O parlamentar ressaltou ainda que o pacto demonstra prioridade institucional no combate à violência contra a mulher. “Dentro do Congresso Nacional, na Câmara dos Deputados e no Senado Federal, nós estaremos prontos para agir juntamente com o Poder Judiciário nas respostas que não podem mais esperar”, declarou.

Sinal claro

O presidente do Senado, Davi Alcolumbre (União-AP), por sua vez, afirmou que a iniciativa — atribuída à primeira-dama Janja da Silva — envia um “sinal claro” de união das instituições democráticas em defesa da vida das brasileiras. “É uma declaração de responsabilidade do Estado brasileiro. Reafirmamos que o enfrentamento ao feminicídio é uma responsabilidade compartilhada por todos os Poderes da República. Coibir todas as formas de violência contra a mulher é um dever permanente do Estado brasileiro”, ressaltou.
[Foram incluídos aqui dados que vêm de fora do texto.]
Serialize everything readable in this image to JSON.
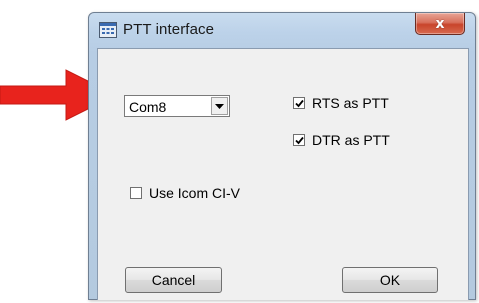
{
  "window": {
    "title": "PTT interface",
    "close_symbol": "x"
  },
  "port": {
    "selected": "Com8"
  },
  "checkboxes": [
    {
      "label": "RTS as PTT",
      "checked": true
    },
    {
      "label": "DTR as PTT",
      "checked": true
    },
    {
      "label": "Use Icom CI-V",
      "checked": false
    }
  ],
  "buttons": {
    "cancel": "Cancel",
    "ok": "OK"
  },
  "icons": {
    "app": "app-window-icon",
    "close": "close-icon",
    "dropdown": "chevron-down-icon",
    "annotation": "red-arrow-icon"
  },
  "colors": {
    "arrow": "#e8231d",
    "titlebar": "#bcd2e9",
    "close_button": "#c8442b",
    "client_bg": "#f0f0f0"
  }
}
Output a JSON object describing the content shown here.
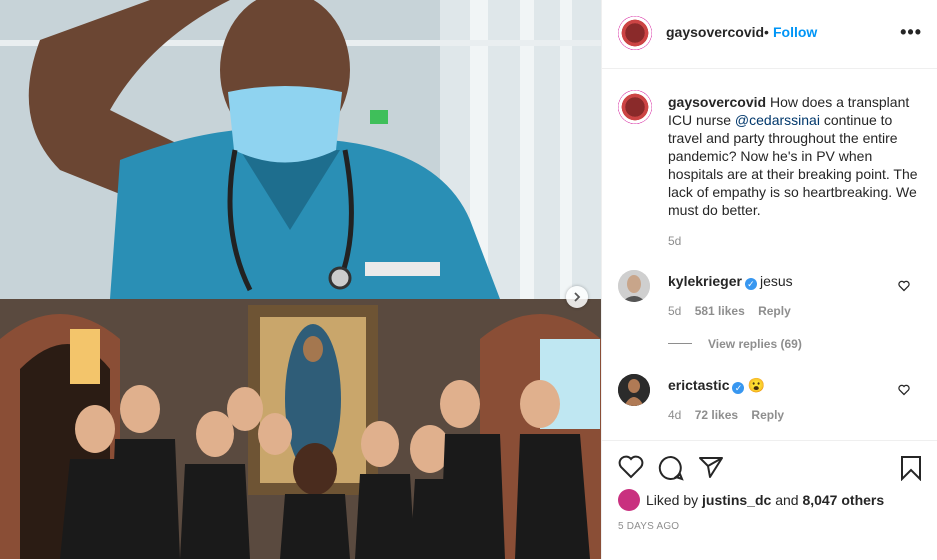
{
  "post": {
    "username": "gaysovercovid",
    "follow_label": "Follow",
    "separator": "•",
    "more_icon": "more-horizontal-icon"
  },
  "caption": {
    "username": "gaysovercovid",
    "text_before": "How does a transplant ICU nurse",
    "mention": "@cedarssinai",
    "text_after": "continue to travel and party throughout the entire pandemic? Now he's in PV when hospitals are at their breaking point. The lack of empathy is so heartbreaking. We must do better.",
    "time": "5d"
  },
  "comments": [
    {
      "username": "kylekrieger",
      "text": "jesus",
      "time": "5d",
      "likes": "581 likes",
      "reply": "Reply",
      "view_replies": "View replies (69)"
    },
    {
      "username": "erictastic",
      "text": "😮",
      "time": "4d",
      "likes": "72 likes",
      "reply": "Reply"
    }
  ],
  "likes": {
    "prefix": "Liked by",
    "user": "justins_dc",
    "middle": "and",
    "count": "8,047 others"
  },
  "posted": "5 DAYS AGO",
  "colors": {
    "link": "#0095f6",
    "mention": "#00376b",
    "meta": "#8e8e8e",
    "border": "#efefef"
  }
}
Alcolumbre também criticou “alguns atores da sociedade” que, segundo ele, insistem em criar disputas entre as instituições. “Quero reafirmar para o presidente Lula, presidente Hugo Motta, presidente Fachin: as instituições brasileiras estão unidas em propósitos como este”, disse. Ele acrescentou que a defesa institucional precisa ser constantemente reforçada para evitar que “mentiras pareçam verdades”.

As declarações de Motta e Alcolumbre ocorrem após um período de turbulência entre Executivo e Legislativo ao longo de 2025, marcado por desgastes na relação com o governo federal, especialmente na condução de projetos considerados prioritários pelo Planalto.

Responsabilidade 

Já o presidente do STF, ministro Edson Fachin, destacou a responsabilidade do Estado em garantir a proteção das mulheres. “Os números chocam. São mulheres e meninas, cidadãs mortas por sua condição de gênero. Não podemos normalizar esse estado de coisas. O feminicídio é uma violação de direitos humanos que precisa ser punida e irradiada pela sociedade”, afirmou.

Para o magistrado, a resposta deve ir além da legislação. “É preciso prevenir, responsabilizar e proteger. A mudança na lei deve estar acompanhada de uma mudança de mentes e corações — no Estado, na sociedade e, o mais importante ainda, nas famílias. Essas mudanças começam quando começamos a agir”, declarou.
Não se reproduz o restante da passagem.